【目的と手段】左派と右派の分類基準
こんにちは!高校2年生のYushiです。
極左と極右が同じように見えるという批判がありますが、それは【採用する手段】だけに目を向けている狭い視野の意見だと思います。
ある思想を左派・右派という大枠に分類する際に、どのような基準で分類すればよいのでしょうか。それを今回は、あなたと考えていきたいと思います。
分類基準を確立するにあたって、自分が注目したことは、思想の「目的」と「手段」です。
思想の目的が「国家とそれに属する集団の単位としての国民」にあるのであれば「右派」とし、思想の目的が「個人への帰結」にあるのであれば「左派」であると考えます。

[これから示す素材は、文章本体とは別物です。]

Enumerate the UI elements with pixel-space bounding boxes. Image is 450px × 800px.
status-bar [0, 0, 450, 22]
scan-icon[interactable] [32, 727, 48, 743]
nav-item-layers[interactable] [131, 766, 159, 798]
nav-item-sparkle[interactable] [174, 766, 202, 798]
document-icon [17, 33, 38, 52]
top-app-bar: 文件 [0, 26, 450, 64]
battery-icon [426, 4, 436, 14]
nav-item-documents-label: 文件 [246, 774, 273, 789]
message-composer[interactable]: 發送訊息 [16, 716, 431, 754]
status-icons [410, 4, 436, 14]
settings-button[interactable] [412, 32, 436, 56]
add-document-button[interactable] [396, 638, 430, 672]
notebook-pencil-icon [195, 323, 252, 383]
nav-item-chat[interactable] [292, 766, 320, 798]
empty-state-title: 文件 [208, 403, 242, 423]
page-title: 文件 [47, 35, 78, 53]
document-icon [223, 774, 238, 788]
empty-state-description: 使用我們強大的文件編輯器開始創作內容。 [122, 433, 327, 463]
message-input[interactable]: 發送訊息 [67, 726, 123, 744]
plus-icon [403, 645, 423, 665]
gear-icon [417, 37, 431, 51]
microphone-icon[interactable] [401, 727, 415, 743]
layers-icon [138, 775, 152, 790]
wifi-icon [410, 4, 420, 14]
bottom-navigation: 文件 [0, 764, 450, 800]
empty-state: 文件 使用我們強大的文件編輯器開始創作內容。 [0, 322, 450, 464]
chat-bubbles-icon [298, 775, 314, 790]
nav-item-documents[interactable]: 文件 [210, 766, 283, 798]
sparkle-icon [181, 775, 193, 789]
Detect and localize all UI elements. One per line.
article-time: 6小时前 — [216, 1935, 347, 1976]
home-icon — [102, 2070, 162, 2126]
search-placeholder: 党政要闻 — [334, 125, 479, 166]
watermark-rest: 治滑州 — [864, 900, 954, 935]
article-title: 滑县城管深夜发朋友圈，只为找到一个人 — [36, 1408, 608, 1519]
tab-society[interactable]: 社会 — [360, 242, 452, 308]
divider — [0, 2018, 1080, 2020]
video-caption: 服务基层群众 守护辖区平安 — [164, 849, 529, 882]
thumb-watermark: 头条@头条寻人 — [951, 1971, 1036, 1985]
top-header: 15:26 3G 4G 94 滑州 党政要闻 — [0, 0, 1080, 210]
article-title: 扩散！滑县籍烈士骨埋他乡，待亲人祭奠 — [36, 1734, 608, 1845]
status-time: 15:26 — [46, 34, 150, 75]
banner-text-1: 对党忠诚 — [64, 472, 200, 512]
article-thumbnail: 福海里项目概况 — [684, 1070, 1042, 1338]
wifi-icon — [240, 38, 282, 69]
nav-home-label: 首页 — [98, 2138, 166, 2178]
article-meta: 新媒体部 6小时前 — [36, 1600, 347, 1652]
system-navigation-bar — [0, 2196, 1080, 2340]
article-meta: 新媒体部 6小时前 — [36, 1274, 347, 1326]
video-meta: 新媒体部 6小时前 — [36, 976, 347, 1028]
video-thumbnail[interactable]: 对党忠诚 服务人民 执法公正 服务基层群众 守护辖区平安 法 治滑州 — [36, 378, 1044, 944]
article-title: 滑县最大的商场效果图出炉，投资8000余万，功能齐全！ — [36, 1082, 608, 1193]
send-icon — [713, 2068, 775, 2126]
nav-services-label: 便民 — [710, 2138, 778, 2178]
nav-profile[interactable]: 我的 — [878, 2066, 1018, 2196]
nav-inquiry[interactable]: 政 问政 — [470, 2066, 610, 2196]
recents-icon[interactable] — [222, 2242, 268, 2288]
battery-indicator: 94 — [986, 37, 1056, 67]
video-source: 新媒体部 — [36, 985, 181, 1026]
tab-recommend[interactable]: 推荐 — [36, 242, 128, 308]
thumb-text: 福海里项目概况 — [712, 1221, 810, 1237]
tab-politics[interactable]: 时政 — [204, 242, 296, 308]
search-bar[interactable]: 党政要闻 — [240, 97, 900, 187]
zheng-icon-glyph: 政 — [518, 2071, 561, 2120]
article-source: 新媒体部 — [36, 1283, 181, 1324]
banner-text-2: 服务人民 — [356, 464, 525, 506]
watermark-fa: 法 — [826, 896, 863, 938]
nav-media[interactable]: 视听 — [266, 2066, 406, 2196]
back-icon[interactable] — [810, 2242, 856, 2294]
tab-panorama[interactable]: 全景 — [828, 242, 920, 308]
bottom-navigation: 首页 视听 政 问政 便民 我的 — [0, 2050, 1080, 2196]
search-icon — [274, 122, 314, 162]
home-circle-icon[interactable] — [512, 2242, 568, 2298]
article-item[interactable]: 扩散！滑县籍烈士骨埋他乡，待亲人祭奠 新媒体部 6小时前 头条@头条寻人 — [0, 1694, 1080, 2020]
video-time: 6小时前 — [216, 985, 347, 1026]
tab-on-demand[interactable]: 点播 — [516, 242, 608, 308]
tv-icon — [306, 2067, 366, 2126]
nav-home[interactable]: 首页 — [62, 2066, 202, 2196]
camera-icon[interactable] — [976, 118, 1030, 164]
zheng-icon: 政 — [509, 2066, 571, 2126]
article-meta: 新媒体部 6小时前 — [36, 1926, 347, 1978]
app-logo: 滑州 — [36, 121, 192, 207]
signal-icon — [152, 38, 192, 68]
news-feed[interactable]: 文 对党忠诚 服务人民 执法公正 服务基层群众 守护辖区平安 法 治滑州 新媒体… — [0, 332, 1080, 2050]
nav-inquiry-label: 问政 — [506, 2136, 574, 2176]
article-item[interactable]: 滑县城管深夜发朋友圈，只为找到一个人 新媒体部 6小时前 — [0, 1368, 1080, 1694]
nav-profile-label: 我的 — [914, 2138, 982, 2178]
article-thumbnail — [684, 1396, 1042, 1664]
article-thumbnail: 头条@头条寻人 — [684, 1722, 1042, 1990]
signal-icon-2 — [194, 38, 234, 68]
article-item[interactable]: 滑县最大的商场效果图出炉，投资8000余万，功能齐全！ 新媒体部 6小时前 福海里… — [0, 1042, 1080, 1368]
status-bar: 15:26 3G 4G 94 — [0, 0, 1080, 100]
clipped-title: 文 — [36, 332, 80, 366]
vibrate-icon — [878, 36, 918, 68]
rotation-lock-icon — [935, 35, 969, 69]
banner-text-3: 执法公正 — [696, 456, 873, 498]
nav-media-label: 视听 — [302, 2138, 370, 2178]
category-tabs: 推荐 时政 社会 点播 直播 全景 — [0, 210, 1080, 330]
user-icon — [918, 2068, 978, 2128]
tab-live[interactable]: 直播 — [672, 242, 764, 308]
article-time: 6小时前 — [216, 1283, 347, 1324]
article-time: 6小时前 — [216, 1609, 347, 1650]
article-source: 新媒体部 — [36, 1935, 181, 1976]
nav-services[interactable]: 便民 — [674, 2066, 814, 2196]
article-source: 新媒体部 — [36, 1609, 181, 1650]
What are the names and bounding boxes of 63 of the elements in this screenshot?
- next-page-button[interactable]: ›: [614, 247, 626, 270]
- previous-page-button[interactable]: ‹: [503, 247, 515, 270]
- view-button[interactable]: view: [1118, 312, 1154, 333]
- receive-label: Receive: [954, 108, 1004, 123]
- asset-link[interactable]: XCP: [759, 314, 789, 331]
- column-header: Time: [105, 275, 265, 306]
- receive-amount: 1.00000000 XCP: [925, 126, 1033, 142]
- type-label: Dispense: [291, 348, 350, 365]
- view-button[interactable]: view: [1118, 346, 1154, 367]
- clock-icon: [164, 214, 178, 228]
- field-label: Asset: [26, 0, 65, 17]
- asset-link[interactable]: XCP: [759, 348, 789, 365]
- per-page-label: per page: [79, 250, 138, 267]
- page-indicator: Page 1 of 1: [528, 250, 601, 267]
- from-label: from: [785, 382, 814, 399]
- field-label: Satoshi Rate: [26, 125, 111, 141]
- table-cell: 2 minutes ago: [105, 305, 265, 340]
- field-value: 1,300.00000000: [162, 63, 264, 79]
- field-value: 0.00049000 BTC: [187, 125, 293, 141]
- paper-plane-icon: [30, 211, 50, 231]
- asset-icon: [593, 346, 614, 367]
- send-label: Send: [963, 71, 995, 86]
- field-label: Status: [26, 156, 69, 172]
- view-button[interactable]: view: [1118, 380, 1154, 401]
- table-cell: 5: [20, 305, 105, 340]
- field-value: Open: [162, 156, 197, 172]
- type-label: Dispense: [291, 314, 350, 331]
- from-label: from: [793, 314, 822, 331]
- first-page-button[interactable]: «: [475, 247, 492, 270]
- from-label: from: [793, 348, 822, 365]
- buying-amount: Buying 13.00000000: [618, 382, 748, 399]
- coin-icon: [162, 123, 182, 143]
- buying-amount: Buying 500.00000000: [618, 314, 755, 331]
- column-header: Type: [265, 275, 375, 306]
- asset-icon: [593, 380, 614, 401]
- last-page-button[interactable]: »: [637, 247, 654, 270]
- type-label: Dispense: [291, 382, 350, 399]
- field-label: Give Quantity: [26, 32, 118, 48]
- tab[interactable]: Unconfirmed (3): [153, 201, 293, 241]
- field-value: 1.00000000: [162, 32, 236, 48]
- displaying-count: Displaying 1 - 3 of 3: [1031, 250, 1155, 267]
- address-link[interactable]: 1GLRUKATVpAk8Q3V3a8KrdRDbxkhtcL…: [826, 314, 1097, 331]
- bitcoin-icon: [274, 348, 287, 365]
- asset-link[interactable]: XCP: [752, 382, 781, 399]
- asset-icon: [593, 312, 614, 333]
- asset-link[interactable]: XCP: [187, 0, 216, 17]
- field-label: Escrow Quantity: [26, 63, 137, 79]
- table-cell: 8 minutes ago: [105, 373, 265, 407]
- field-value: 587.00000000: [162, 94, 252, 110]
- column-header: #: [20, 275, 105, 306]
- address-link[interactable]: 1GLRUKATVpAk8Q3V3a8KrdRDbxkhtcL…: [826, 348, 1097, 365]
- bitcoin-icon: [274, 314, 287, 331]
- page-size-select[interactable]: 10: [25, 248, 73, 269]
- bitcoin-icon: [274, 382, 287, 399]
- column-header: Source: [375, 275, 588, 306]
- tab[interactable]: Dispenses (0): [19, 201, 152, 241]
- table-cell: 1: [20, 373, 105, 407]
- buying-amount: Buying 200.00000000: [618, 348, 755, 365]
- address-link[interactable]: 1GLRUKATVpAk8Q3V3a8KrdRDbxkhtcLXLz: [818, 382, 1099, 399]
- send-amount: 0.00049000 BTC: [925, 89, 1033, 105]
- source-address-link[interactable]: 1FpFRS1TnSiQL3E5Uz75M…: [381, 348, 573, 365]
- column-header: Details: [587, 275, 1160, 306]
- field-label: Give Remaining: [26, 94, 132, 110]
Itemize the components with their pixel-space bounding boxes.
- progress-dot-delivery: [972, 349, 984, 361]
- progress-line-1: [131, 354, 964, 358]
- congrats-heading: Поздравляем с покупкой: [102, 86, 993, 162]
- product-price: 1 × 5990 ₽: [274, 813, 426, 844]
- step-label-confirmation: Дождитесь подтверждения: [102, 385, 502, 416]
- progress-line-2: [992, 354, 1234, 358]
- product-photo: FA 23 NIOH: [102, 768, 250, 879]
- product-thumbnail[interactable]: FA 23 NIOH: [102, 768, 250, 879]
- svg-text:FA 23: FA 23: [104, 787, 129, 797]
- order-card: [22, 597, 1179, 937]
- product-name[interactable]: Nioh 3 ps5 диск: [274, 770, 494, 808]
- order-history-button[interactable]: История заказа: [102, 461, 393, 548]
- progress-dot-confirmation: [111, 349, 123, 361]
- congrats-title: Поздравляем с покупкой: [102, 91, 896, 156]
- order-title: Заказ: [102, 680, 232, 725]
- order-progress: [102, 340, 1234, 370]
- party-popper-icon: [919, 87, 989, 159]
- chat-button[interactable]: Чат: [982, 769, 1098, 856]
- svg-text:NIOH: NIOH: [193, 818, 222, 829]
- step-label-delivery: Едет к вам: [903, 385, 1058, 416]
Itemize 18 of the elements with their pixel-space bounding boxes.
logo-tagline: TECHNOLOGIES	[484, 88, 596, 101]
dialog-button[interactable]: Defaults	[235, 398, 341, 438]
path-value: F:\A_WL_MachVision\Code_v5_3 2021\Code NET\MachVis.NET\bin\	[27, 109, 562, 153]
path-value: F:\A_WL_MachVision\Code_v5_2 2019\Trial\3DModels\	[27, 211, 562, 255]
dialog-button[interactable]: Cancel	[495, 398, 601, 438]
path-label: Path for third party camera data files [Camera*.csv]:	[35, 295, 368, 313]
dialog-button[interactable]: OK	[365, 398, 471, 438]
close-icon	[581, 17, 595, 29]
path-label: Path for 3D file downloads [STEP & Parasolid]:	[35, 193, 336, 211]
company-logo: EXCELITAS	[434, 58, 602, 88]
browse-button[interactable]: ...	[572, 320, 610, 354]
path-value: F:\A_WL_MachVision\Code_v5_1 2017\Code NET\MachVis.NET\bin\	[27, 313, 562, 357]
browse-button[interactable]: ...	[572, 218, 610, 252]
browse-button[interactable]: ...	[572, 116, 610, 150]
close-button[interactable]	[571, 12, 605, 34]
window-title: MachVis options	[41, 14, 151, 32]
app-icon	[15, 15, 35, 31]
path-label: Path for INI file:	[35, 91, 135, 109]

極左と極右が同じように見えるという批判でよく挙げられるのが「共産主義」と「国粋主義」です。ですが、これは先ほども言ったように、少し強引な批判です。
共産主義は、手段として「集団主義」を採用しているのであって、その思想の目的は「個人主義」なのです。これは相反するように見えて、的を得た指摘だと思います。というのも、共産主義は「平等」という前提に反しない限り、あらゆる個人の幸福追求を否定しません。ですから、平等を達成し、維持するための手段として「集団主義」を採用しますが、その手段の目的は「個人」に帰結するのです。
一方で、国粋主義(右派)は「目的」が「国家とそれに属する集団の単位としての国民」にあります。国家に属する集団の単位としての国民が、共通して求める利益・幸福のためには全力で底上げしようとする思想が国粋主義であって、個人個人でばらつきのある幸福追求には冷徹な姿勢であるのが右派の特徴です。
それに対して共産主義(左派)は、平等という前提のために集団主義を採用するのであって、その手段と目標に同調しない人には冷徹な姿勢であることが左派の特徴です。
マズローの5段階欲求説という有名な考え方がありますが、これに基づくと、右派は「生理的欲求(生存の欲求)」を主眼に置く思想的枠組みであり、左派は「社会的欲求」を主眼に置く思想的枠組みであると考えます。
多様性・ジェンダー・女性の地位向上・少数派の擁護といった「社会的な欲求」に由来する要求は、基本的に左派から主張されるものです。
日本や欧米といった先進諸国で国粋主義が忌避される理由は、単に第二次世界大戦の惨禍による影響があるだけでなく、生存条件が揃っていることがほとんどであるため、生存欲求に主眼を置く右派思想は、需要が少ないというのもあります。
ただし、国家安全保障・食糧の生産・シーレーンといった部分では、生存欲求に対する人々の不安要素が常に維持されるため、右派思想が根強い分野であることも理解できます。
もちろんこれは、どちらが「よい」「悪い」という話をしているのではありません。単なる分類基準の話をしております。